Biden Pressures Senate Democrats to Endorse COVID-19 Relief | News on the coronavirus pandemic

U.S. President Joe Biden on Tuesday urged Senate Democrats to remain focused on passing a $ 1.9 trillion COVID-19 relief package currently on hold in Congress despite Republican opposition.

Biden spoke by virtual conference call with Senate Democrats at their weekly party meetings on Tuesday and spoke to a group of 10 Democratic senators on Monday.

Swift passage of the $ 1.9 trillion bill is Biden’s top priority as his new administration seeks to take control of the coronavirus pandemic in the United States and begin to turn around the US economy by difficulty.

“President Biden made his presentation today to our entire caucus and he said we need to pass this bill and pass it soon,” said Senate Majority Leader Chuck Schumer.

“This is what the American people sent us here to do,” Schumer said.

Biden and Democratic leaders in Congress have set an ambitious timeline to get the president’s $ 1.9 trillion bill for his signature by March 14, and Schumer said the Senate is on track to meet that deadline. .

But Democratic senators, facing Republican opposition, must stand united amid disputes over unemployment benefits and minimum wage.

According to Senate Minority Leader Mitch McConnell, Republicans view the legislation as excessive and unnecessary as the United States moves towards recovery from the pandemic.

“It’s an extremely expensive proposition, largely unrelated to the problem,” McConnell told reporters on Capitol Hill Tuesday.

“We will fight in any way we can. I hope that in the end the Republicans in the Senate will unanimously oppose it, ”McConnell said.

Senate Minority Leader Mitch McConnell said after the weekly Republican Political Luncheon on Capitol Hill that he expects all 50 Republican Senators to oppose the $ 1.9 trillion bailout of Biden [Kevin Lamarque/Reuters]

The US Senate is preparing to debate and vote on the legislation this week. The bill cleared the House on an online party vote on February 27 and the Senate will now consider a series of amendments before sending it back to the House for final approval.

The bill would extend federal unemployment benefits to unemployed workers that were enacted by Congress on a temporary basis at the start of the pandemic and are expected to expire on March 14.

The enhanced payments would be available until the end of August and would drop from $ 300 per week to $ 400 per week.

Some Democrats are pushing to reduce the increase and lengthen the deadline for profit.

The unemployment rate in the United States was 6.3% in January, with 10.1 million people unemployed, about double the pre-pandemic unemployment rate.

Biden proposed raising the U.S. minimum wage to $ 15 an hour in legislation, and the Democratic-controlled House approved the measure. But raising the minimum wage faces an uphill battle in the Senate.

Democratic Senators Joe Manchin and Kyrsten Sinema have said they do not support increasing the minimum wage.

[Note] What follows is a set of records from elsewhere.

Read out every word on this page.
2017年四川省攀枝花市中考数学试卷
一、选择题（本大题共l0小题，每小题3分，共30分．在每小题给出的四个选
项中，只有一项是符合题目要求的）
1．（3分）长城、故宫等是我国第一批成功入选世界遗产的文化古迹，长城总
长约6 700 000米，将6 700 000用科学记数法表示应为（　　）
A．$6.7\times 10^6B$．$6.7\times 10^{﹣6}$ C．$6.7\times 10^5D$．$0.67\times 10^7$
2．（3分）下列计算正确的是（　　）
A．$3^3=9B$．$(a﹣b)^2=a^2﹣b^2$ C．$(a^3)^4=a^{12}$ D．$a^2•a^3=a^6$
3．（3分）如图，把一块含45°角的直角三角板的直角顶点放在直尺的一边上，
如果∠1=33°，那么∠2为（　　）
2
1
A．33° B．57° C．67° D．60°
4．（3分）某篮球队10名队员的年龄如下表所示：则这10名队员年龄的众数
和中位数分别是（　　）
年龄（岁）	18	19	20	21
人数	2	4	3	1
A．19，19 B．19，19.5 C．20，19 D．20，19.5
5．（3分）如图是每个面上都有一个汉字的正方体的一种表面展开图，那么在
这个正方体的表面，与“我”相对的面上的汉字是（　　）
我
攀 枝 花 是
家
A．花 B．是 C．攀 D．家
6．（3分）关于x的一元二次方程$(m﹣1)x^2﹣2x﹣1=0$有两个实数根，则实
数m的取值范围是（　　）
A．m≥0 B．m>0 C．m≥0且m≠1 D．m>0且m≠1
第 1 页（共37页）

With the Senate split 50-50 between Republicans and Democrats, opposition from Manchin and Sinema means there probably aren’t enough votes in the Senate to pass the pay hike.

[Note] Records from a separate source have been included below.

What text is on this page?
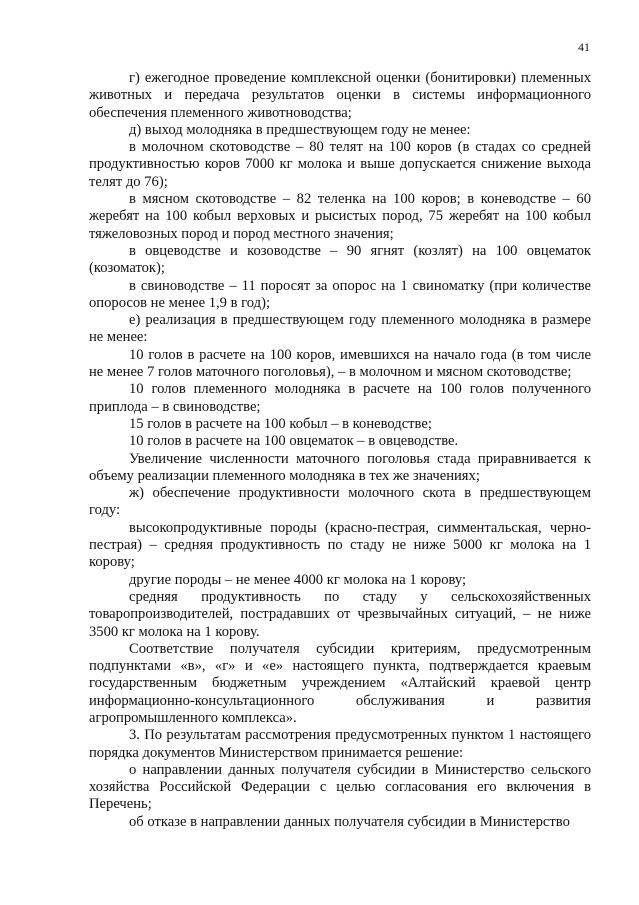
41

г) ежегодное проведение комплексной оценки (бонитировки) племенных животных и передача результатов оценки в системы информационного обеспечения племенного животноводства;

д) выход молодняка в предшествующем году не менее:

в молочном скотоводстве – 80 телят на 100 коров (в стадах со средней продуктивностью коров 7000 кг молока и выше допускается снижение выхода телят до 76);

в мясном скотоводстве – 82 теленка на 100 коров; в коневодстве – 60 жеребят на 100 кобыл верховых и рысистых пород, 75 жеребят на 100 кобыл тяжеловозных пород и пород местного значения;

в овцеводстве и козоводстве – 90 ягнят (козлят) на 100 овцематок (козоматок);

в свиноводстве – 11 поросят за опорос на 1 свиноматку (при количестве опоросов не менее 1,9 в год);

е) реализация в предшествующем году племенного молодняка в размере не менее:

10 голов в расчете на 100 коров, имевшихся на начало года (в том числе не менее 7 голов маточного поголовья), – в молочном и мясном скотоводстве;

10 голов племенного молодняка в расчете на 100 голов полученного приплода – в свиноводстве;

15 голов в расчете на 100 кобыл – в коневодстве;

10 голов в расчете на 100 овцематок – в овцеводстве.

Увеличение численности маточного поголовья стада приравнивается к объему реализации племенного молодняка в тех же значениях;

ж) обеспечение продуктивности молочного скота в предшествующем году:

высокопродуктивные породы (красно-пестрая, симментальская, черно-пестрая) – средняя продуктивность по стаду не ниже 5000 кг молока на 1 корову;

другие породы – не менее 4000 кг молока на 1 корову;

средняя продуктивность по стаду у сельскохозяйственных товаропроизводителей, пострадавших от чрезвычайных ситуаций, – не ниже 3500 кг молока на 1 корову.

Соответствие получателя субсидии критериям, предусмотренным подпунктами «в», «г» и «е» настоящего пункта, подтверждается краевым государственным бюджетным учреждением «Алтайский краевой центр информационно-консультационного обслуживания и развития агропромышленного комплекса».

3. По результатам рассмотрения предусмотренных пунктом 1 настоящего порядка документов Министерством принимается решение:

о направлении данных получателя субсидии в Министерство сельского хозяйства Российской Федерации с целью согласования его включения в Перечень;

об отказе в направлении данных получателя субсидии в Министерство
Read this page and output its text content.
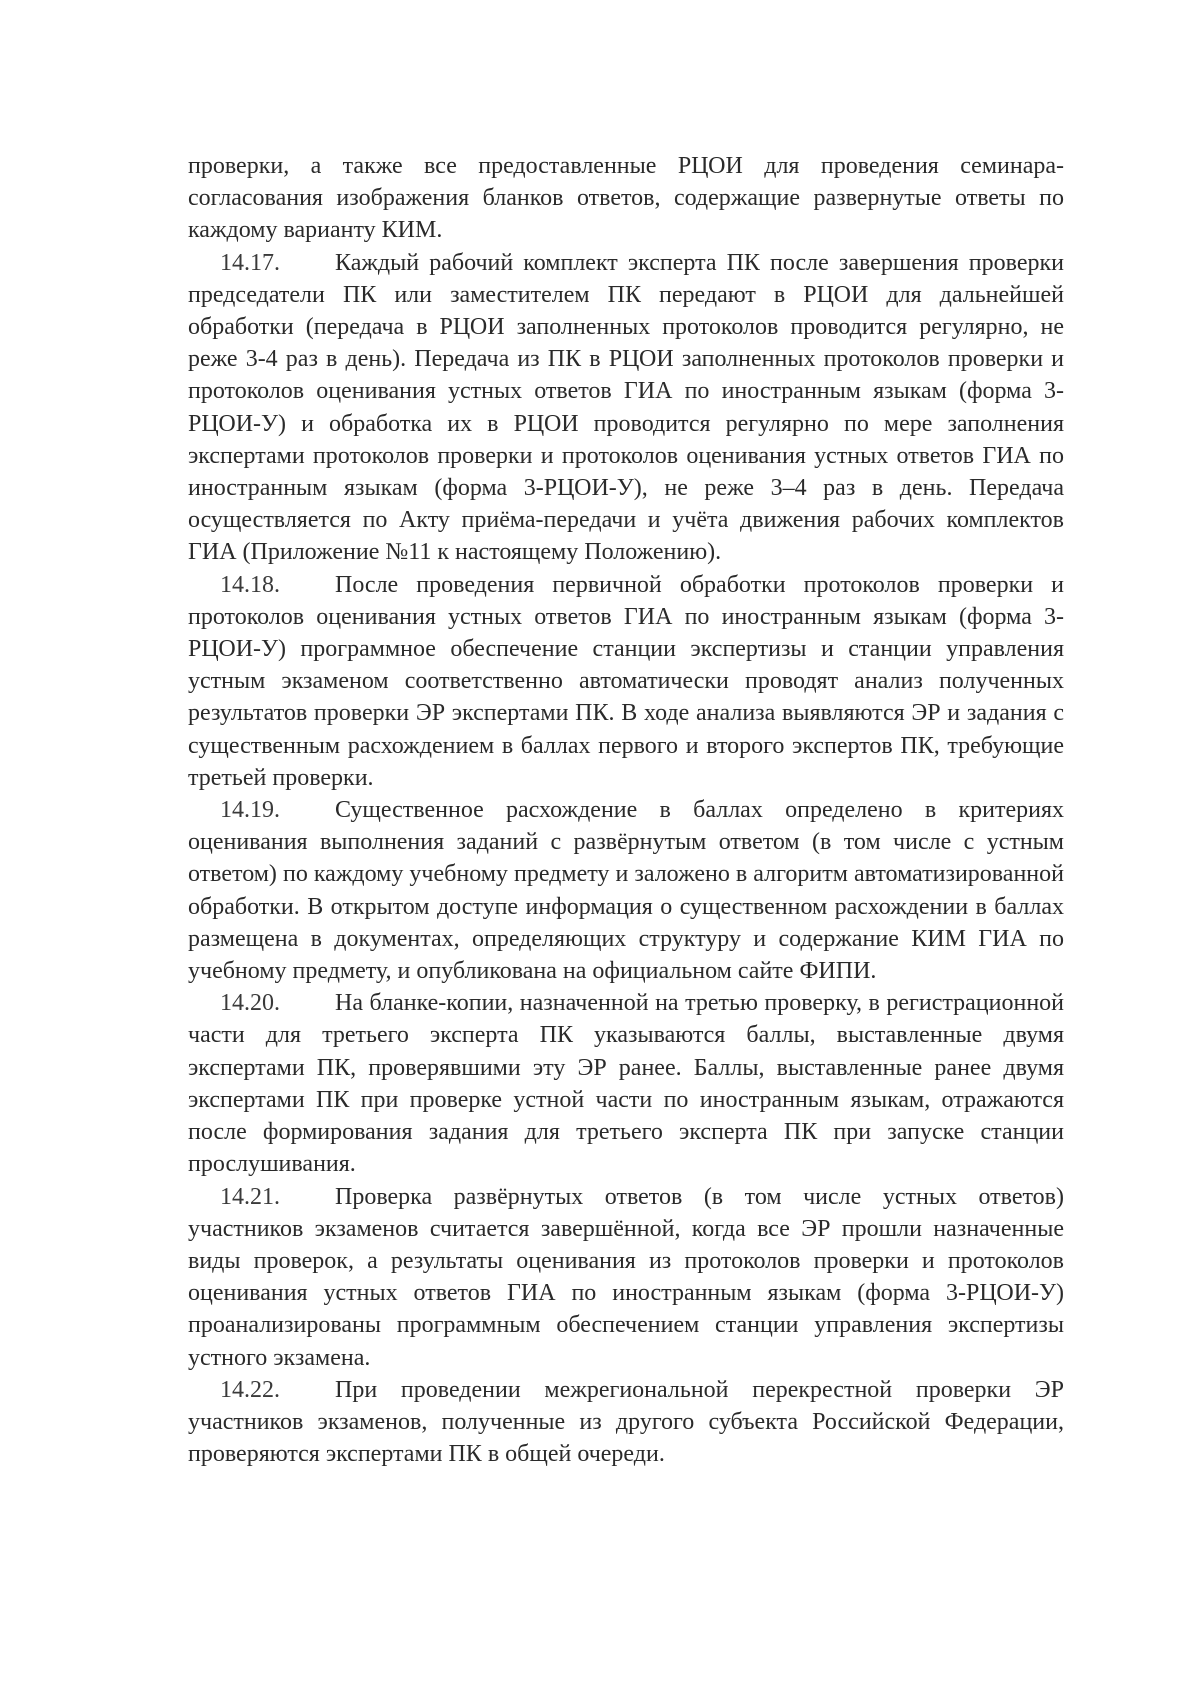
проверки, а также все предоставленные РЦОИ для проведения семинара-согласования изображения бланков ответов, содержащие развернутые ответы по каждому варианту КИМ.

14.17. Каждый рабочий комплект эксперта ПК после завершения проверки председатели ПК или заместителем ПК передают в РЦОИ для дальнейшей обработки (передача в РЦОИ заполненных протоколов проводится регулярно, не реже 3-4 раз в день). Передача из ПК в РЦОИ заполненных протоколов проверки и протоколов оценивания устных ответов ГИА по иностранным языкам (форма 3-РЦОИ-У) и обработка их в РЦОИ проводится регулярно по мере заполнения экспертами протоколов проверки и протоколов оценивания устных ответов ГИА по иностранным языкам (форма 3-РЦОИ-У), не реже 3–4 раз в день. Передача осуществляется по Акту приёма-передачи и учёта движения рабочих комплектов ГИА (Приложение №11 к настоящему Положению).

14.18. После проведения первичной обработки протоколов проверки и протоколов оценивания устных ответов ГИА по иностранным языкам (форма 3-РЦОИ-У) программное обеспечение станции экспертизы и станции управления устным экзаменом соответственно автоматически проводят анализ полученных результатов проверки ЭР экспертами ПК. В ходе анализа выявляются ЭР и задания с существенным расхождением в баллах первого и второго экспертов ПК, требующие третьей проверки.

14.19. Существенное расхождение в баллах определено в критериях оценивания выполнения заданий с развёрнутым ответом (в том числе с устным ответом) по каждому учебному предмету и заложено в алгоритм автоматизированной обработки. В открытом доступе информация о существенном расхождении в баллах размещена в документах, определяющих структуру и содержание КИМ ГИА по учебному предмету, и опубликована на официальном сайте ФИПИ.

14.20. На бланке-копии, назначенной на третью проверку, в регистрационной части для третьего эксперта ПК указываются баллы, выставленные двумя экспертами ПК, проверявшими эту ЭР ранее. Баллы, выставленные ранее двумя экспертами ПК при проверке устной части по иностранным языкам, отражаются после формирования задания для третьего эксперта ПК при запуске станции прослушивания.

14.21. Проверка развёрнутых ответов (в том числе устных ответов) участников экзаменов считается завершённой, когда все ЭР прошли назначенные виды проверок, а результаты оценивания из протоколов проверки и протоколов оценивания устных ответов ГИА по иностранным языкам (форма 3-РЦОИ-У) проанализированы программным обеспечением станции управления экспертизы устного экзамена.

14.22. При проведении межрегиональной перекрестной проверки ЭР участников экзаменов, полученные из другого субъекта Российской Федерации, проверяются экспертами ПК в общей очереди.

“I expect a warm debate. I wait for late nights on the floor. But the American people overwhelmingly support this legislation, ”Schumer said, citing public opinion.

The number of new cases in the United States has started to decline and hit the lowest point since October – 48,000 on Monday, according to The COVID Tracking Project. Deaths and hospitalizations also trended down as vaccines began to be distributed.

However, officials in the Biden administration responsible for managing the US response to the pandemic warn that COVID-19 numbers appear to have leveled off and could start to rise as new, more infectious and deadly variants of the virus spread. .

“I remain deeply concerned about a potential change in the trajectory of the pandemic,” CDC director Dr Rochelle Walensky said in a White House briefing on March 1.

“At this level of cases, with the spread of variants, we risk completely losing the hard-earned ground that we have won,” Walensky said.

The United States has suffered more deaths than any other country with 515,000 deaths, according to global data tracked by Johns Hopkins University.